Background
Thomas Lynch, the only son of Thomas and Elizabeth (Allston) Lynch, was born on August 5, 1749, in Prince George's Parish, Winyah, in what is now Georgetown, South Carolina, United States.
Thomas Lynch, the only son of Thomas and Elizabeth (Allston) Lynch, was born on August 5, 1749, in Prince George's Parish, Winyah, in what is now Georgetown, South Carolina, United States.
Lynch received a good academic education at the Indigo Society School, Georgetown, then went to England where he completed his education at Eton and Cambridge and studied law at the Middle Temple from 1764 to 1772.
In 1772, Lynch went to South Carolina. Having acquired a distaste for the law, he persuaded his father to permit him to abandon that profession. This task was easier because his father had formed the design of introducing him to public life. To promote this object, he presented him with Peach Tree plantation in St. James Parish on the North Santee. Thomas Lynch settled down as a planter.
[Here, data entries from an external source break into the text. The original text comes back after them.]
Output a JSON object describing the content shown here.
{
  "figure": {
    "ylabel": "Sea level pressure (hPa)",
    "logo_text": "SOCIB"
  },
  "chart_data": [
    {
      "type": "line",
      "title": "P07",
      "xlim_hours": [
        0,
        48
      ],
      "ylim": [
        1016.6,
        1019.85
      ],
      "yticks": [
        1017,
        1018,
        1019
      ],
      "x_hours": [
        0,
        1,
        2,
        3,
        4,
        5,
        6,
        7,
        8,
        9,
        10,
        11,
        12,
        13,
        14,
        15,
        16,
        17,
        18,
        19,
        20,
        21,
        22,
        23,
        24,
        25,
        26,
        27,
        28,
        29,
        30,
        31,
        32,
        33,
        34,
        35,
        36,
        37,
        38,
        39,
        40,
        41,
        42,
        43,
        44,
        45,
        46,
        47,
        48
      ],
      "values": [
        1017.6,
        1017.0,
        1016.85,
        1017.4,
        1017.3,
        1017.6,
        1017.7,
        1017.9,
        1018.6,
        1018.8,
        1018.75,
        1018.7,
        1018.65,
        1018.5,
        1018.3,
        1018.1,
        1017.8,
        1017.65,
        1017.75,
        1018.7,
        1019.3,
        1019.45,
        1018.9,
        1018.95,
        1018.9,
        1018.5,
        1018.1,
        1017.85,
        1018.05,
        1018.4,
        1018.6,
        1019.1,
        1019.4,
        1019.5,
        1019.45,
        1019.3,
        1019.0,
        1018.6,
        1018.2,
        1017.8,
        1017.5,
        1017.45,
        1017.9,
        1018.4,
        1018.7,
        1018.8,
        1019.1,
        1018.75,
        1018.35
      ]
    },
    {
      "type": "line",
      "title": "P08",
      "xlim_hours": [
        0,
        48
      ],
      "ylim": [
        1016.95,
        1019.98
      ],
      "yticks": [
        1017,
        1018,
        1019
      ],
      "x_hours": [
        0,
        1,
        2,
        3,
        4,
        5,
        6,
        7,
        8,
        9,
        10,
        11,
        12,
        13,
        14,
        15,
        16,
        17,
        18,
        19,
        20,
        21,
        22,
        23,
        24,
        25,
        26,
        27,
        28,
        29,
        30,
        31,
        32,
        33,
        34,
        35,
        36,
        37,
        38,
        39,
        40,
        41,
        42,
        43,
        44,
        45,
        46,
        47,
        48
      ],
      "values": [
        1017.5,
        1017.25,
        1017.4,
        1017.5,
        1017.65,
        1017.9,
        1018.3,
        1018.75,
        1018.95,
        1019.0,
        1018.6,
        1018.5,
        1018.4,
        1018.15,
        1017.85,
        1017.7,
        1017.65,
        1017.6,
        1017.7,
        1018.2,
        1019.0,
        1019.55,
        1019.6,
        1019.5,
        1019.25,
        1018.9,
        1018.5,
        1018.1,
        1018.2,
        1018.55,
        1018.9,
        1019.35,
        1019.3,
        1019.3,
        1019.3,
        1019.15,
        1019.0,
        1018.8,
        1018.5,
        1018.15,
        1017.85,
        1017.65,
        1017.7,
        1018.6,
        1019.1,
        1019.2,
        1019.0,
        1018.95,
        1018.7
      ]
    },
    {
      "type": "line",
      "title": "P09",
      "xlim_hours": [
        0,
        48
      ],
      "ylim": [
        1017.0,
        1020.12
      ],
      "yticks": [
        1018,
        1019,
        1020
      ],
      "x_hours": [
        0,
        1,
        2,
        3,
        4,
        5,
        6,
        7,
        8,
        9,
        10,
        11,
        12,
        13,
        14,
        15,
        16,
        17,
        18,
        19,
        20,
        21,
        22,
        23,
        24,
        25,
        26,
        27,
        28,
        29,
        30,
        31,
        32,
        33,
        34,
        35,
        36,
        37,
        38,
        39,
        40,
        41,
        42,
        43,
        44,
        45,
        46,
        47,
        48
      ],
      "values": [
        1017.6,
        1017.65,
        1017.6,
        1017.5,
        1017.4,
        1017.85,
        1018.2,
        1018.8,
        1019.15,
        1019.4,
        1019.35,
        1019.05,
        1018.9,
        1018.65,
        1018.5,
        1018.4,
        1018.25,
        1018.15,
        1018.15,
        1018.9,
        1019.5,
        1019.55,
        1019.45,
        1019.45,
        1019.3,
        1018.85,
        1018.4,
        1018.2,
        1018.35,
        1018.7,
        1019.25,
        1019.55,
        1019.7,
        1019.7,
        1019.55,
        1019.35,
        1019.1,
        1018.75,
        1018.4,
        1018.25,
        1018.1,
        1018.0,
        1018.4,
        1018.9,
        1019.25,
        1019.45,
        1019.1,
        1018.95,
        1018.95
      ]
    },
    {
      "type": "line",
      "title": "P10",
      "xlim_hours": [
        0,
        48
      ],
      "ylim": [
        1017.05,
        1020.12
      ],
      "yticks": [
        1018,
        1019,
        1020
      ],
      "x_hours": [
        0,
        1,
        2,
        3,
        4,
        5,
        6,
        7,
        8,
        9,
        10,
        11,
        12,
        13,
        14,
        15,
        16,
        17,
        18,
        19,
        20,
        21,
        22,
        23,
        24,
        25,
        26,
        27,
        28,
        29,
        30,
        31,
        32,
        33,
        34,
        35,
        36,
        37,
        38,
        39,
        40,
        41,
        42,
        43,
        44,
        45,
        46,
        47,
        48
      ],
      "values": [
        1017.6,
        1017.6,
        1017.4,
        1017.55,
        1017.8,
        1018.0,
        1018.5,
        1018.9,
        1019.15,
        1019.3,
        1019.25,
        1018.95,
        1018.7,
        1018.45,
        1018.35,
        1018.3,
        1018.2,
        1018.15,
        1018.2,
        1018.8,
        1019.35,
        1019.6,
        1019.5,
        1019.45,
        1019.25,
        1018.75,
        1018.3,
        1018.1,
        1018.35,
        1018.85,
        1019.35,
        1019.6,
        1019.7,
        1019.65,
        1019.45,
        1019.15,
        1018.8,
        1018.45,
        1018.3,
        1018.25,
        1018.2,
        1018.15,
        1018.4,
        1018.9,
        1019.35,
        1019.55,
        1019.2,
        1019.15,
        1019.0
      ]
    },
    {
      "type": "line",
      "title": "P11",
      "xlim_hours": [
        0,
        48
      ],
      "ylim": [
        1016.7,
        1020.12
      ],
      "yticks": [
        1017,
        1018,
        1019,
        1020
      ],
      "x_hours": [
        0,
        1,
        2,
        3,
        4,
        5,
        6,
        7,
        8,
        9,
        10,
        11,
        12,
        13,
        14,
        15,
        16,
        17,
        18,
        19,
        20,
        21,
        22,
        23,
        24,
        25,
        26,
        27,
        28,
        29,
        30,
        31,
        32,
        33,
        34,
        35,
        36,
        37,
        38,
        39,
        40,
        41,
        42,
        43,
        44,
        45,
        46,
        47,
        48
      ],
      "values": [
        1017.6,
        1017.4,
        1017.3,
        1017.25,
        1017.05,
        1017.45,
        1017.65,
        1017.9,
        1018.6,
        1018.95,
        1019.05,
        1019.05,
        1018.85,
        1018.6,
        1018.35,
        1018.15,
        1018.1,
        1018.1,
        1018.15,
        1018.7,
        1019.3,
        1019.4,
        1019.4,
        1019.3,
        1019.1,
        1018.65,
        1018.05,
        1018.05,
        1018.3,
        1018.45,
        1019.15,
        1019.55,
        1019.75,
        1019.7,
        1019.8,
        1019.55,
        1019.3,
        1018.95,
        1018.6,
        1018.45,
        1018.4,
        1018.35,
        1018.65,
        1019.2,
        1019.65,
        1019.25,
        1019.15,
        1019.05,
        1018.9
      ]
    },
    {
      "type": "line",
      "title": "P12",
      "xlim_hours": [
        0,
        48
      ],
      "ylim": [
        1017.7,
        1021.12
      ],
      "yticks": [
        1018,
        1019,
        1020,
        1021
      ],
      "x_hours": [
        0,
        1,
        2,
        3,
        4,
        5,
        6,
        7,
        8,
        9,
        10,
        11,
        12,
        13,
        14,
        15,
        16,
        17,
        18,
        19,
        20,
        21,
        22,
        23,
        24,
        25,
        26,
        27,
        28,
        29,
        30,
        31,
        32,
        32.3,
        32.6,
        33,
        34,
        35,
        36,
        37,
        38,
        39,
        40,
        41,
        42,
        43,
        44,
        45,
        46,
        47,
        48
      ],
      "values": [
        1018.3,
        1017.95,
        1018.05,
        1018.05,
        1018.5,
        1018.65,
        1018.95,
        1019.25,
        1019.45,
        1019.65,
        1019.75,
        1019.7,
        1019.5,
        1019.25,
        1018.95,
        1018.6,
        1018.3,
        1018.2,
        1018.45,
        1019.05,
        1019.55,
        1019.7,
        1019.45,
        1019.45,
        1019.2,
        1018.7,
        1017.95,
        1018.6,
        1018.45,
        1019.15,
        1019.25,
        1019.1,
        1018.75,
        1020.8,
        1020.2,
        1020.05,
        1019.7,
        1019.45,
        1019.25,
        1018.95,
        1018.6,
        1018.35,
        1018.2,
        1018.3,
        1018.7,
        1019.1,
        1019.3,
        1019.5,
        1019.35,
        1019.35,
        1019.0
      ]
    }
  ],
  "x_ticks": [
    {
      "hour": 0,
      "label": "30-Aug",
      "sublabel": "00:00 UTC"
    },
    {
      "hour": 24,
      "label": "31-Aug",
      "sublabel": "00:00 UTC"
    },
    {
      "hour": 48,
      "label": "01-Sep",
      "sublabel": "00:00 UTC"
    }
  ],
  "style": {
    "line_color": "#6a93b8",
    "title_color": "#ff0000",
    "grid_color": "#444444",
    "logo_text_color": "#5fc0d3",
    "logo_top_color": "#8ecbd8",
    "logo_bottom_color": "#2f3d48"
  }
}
Being the only son of a wealthy and influential father, he was elected to many important civil offices. He was a member of the first and second provincial congresses (1774 - 1776), of the constitutional committee for South Carolina (1776), the first state General Assembly (1776), and the Second Continental Congress (1776 - 1777). On June 12, 1775, the provincial congress elected him one of the captains in the 1st South Carolina Regiment. He accepted the command, somewhat in opposition to the wishes of his father, who offered to use his influence to obtain him a military appointment of higher rank. In July he went into North Carolina to recruit his company. During this service he contracted bilious fever which made him a partial invalid for the remainder of his life. On March 23, 1776, the General Assembly of South Carolina, organized under the constitution which young Lynch had cooperated in drafting, elected him to the Continental Congress as a sixth delegate in order that he might care for his father, whose health had given way. His own health was too feeble to permit continued activity in public concerns, but he was present and voting when the Declaration of Independence was adopted and shortly afterward affixed his signature to that document. He did not remain long in Congress, for his health began to decline with alarming rapidity. The elder Lynch had experienced a temporary recovery and his physicians hoped he might live to reach Carolina.
Father and son began the journey homeward by easy stages, but the father died on the way. The younger Lynch reached his native state, but in a physical condition which did not promise a long continuance of his own life. After more than two years of illness, with the hope of possibly regaining health, he and his wife took passage for the West Indies toward the close of 1779, expecting to board a vessel there for the south of France. The ship on which they sailed was never heard of again and it is probable that all on board were lost.
Lynch married Elizabeth Shubrick on May 14, 1772.